07/02/2024
HOW OUR 'WALLACE WALK' USES INTEGRATED DESIGN PRINCIPLES
Wallace Walk highlights KFA's commitment to designing and delivering Integrated urban projects, which operate at varying scales and complexities.
The 'Wallace Walk' neighbourhood is an example of an urban infill project, which successfully Integrates the adjacent Wallace-Emerson neighbourhood and the surrounding context. During the project's design, we applied an Integrated philosophy to formal, cross-scale, interdisciplinary, and iterative areas. As a result, the project required a greater emphasis towards engagement with stakeholders and community groups and coordination with a large interdisciplinary team, which included various public agencies.
The design conceived an appropriately scaled mixed-use neighbourhood knitting together the surrounding urban fabric using varying programmatic elements. The site's layout is organized using two bar-buildings, whose program includes the recently constructed ‘George Chuvalo Community Centre’, along with various micro-scaled retail uses at-grade, studio spaces above, and two integrated crash walls. The crash walls act as a protective element from the more sensitive residential uses internal to the site, successfully integrating a tricky urban rail corridor condition.

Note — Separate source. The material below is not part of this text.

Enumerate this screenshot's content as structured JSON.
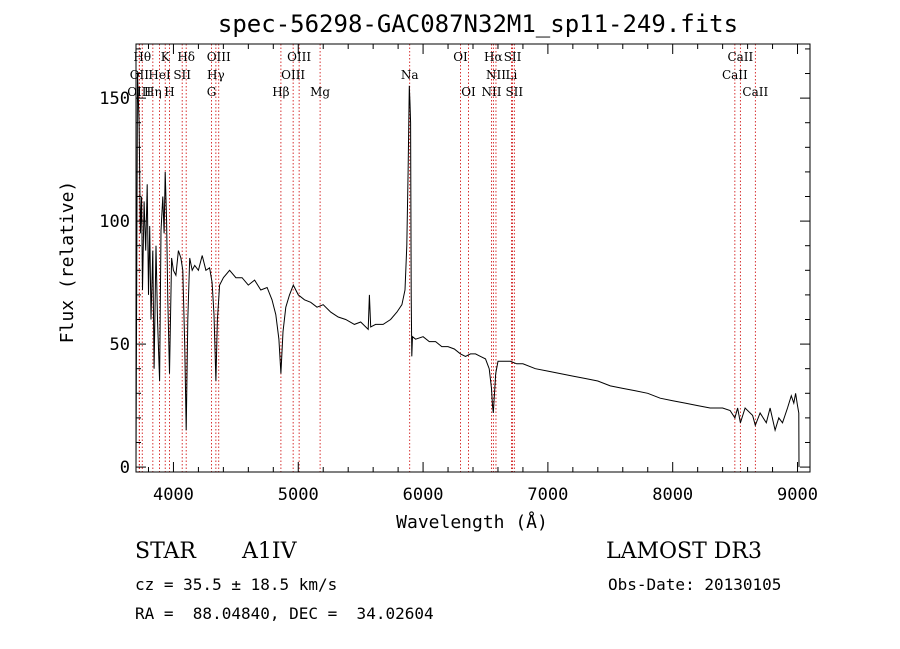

The low-rise back-to-back townhouse blocks fit within the neighbourhood's existing urban rhythm and scale, and are among the first of their kind to be constructed in Toronto. The crash wall's public art program provides for an active interface onto the ‘West Toronto Rail Path’ along with linkages to and from the surrounding community. A pedestrian bridge was also designed and constructed in partnership with Metrolinx providing a vital linkage from Wallace-Emerson to the Junction further west.
Now having been complete for 6 years, we are excited to see the neighbourhood teeming with life and providing a positive built influence to its residents, passers through and to the surrounding areas. We love seeing how the neighbourhood has developed its own personality over this time, experienced through its architecture, public art, local businesses, and community life.